If there's anything flip or ironic there, I can't see it. Coupland strikes a similarly soft and forgiving note in another essay, "The German Reporter," when he observes that "middle-class peace is something to be cherished, not mocked, because without it, we are lost, and we are only animals and never anything more."

Douglas Coupland, semi-official voice of the slacker generation, saying nice things about hippies and the middle class? Is this the Coupland you thought you knew?

Oh, he can still be flip and ironic. The thing about Coupland is that he's a whole bunch of things: disaffected, affected, navel-gazing, didactic, self-contradictory, pretentious, detached, embarrassingly earnest, and heartwrenchingly sincere. Just like you. And me. And I think that when we think about what we don't like about Coupland, we should think about that quality in ourselves, because it could very well be THAT that we don't like. And maybe it's time to be a little easier on ourselves. Life is short, dude.


*I also love him for his newest book, Terry: Terry Fox and His Marathon of Hope, which I haven't read yet, but don't see how it could fail to be moving and inspiring.

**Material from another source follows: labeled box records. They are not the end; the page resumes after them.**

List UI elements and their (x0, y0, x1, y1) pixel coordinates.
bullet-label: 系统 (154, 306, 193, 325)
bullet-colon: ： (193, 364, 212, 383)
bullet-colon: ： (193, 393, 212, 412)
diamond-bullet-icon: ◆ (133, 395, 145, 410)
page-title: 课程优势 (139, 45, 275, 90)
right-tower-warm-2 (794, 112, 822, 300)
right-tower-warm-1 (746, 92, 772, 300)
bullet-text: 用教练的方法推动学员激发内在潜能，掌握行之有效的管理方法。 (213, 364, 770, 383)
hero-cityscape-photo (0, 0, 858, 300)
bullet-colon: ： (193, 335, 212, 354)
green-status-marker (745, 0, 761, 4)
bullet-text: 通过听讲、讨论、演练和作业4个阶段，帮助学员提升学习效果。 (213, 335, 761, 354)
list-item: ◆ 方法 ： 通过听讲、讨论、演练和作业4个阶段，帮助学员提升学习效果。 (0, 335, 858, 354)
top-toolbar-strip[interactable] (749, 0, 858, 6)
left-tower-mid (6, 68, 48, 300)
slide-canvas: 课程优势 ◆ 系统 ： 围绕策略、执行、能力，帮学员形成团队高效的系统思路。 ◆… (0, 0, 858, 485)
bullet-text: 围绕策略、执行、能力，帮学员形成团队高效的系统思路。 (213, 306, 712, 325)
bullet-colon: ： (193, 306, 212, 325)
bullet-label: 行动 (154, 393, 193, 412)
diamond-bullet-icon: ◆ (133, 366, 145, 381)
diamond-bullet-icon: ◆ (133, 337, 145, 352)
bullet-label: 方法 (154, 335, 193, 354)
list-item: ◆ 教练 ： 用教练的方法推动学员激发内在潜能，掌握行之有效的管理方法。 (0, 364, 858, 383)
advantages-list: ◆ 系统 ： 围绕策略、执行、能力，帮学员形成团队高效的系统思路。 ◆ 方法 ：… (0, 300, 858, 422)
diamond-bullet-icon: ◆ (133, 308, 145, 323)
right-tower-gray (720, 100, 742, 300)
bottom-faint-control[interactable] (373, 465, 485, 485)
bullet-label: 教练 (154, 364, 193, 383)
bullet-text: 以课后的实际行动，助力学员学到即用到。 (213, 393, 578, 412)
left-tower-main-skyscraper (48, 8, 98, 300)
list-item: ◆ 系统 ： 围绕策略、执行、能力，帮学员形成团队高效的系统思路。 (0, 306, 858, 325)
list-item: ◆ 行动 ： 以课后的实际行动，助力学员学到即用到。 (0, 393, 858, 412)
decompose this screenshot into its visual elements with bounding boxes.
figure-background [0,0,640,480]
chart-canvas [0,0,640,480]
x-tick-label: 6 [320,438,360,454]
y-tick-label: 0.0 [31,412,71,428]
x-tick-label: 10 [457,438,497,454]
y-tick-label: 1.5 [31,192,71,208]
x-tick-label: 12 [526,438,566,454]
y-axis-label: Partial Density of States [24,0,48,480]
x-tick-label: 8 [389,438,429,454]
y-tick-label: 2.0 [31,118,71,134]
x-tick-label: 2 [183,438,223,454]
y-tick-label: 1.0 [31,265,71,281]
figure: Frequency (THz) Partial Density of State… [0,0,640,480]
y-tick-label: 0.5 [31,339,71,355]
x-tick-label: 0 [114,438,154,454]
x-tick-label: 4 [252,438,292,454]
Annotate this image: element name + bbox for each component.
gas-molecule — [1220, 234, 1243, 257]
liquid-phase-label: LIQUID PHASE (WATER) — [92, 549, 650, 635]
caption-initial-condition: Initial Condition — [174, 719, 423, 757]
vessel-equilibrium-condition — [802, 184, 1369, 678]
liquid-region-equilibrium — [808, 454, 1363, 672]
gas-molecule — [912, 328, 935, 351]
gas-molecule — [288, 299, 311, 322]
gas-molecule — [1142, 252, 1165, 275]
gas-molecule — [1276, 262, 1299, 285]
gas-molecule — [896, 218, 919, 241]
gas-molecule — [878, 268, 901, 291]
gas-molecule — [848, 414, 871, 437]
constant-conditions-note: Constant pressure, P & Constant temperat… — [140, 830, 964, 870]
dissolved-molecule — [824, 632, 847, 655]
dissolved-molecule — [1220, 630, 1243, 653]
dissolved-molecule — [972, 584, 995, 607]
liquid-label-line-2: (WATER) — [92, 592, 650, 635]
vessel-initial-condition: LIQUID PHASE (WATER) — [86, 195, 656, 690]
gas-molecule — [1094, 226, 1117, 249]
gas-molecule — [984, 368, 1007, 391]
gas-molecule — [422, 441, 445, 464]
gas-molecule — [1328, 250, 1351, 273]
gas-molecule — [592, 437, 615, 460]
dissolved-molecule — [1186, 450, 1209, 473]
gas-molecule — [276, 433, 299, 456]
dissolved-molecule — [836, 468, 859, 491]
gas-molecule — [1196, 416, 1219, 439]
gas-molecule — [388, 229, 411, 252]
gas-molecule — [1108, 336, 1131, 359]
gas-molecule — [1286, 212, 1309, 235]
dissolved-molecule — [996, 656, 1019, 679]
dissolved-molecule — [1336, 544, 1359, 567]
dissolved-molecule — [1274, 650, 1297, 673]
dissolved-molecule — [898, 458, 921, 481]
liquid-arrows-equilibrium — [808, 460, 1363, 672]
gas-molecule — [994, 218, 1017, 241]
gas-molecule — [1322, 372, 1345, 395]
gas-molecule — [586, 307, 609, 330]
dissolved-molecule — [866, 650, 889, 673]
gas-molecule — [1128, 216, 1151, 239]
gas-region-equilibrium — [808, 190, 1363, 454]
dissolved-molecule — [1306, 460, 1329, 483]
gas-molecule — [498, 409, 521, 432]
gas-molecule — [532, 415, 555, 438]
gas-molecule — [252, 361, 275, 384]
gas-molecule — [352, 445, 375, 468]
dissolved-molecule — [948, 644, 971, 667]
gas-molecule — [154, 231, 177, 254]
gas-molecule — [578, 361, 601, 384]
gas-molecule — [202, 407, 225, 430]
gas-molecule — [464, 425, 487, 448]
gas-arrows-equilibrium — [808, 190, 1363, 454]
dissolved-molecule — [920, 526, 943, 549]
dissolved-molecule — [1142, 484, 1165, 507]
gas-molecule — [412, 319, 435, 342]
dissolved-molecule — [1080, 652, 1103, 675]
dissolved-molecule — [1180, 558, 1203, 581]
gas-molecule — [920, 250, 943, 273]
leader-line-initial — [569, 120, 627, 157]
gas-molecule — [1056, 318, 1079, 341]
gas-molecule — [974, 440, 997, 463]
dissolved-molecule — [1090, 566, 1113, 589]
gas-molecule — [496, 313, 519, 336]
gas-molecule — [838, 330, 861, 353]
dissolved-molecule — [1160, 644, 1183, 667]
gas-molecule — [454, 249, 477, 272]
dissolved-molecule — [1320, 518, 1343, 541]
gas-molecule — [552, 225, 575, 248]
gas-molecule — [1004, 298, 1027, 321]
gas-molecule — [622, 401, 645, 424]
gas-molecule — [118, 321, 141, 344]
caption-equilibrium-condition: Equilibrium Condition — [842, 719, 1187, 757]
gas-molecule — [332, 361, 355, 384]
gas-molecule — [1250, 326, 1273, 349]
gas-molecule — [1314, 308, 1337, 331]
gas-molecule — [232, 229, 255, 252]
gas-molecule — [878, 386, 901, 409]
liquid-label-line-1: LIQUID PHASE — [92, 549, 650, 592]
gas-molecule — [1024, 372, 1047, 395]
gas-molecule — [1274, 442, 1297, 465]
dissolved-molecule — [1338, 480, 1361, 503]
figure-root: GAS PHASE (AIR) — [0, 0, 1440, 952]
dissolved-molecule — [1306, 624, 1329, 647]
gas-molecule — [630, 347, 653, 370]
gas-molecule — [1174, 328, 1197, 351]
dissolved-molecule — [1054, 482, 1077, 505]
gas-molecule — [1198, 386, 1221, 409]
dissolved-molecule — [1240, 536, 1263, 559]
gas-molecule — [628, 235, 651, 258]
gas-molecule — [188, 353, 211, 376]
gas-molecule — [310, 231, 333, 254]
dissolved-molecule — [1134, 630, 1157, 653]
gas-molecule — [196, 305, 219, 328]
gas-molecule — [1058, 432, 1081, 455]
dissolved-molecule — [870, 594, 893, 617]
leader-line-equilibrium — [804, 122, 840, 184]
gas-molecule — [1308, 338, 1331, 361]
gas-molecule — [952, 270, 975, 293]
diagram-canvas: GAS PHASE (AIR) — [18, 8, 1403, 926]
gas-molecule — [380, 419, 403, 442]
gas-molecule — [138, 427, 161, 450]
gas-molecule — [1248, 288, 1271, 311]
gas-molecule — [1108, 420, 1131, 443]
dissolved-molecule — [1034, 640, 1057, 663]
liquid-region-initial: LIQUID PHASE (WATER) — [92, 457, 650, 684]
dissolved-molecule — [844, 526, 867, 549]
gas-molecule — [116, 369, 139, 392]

As I get older and fall more and more away from my twentysomething tough cookie facade, I find that I like to be moved and inspired.

3 comments:

Alice said...

I'm a big Douglas Coupland fan, although I haven't loved his most recent books as much as his earlier ones.

When I moved to the UK, I limited myself to 10 books, as my luggage was already heavy enough. Microserfs and Girlfriend In A Coma were two of the, and I've re-read them each a thousand times.

I also got Souveniers of Canada from a friend shortly after I moved here, and it's enjoyable when I get a bit homesick.

landismom said...

As an almost stereotypical Gen X-er, I had some resentment of Coupland for his success at the time of Generation X. Now, I just have nostalgia, and it includes him too.

Emma said...

I'm looking for this book everywhere!!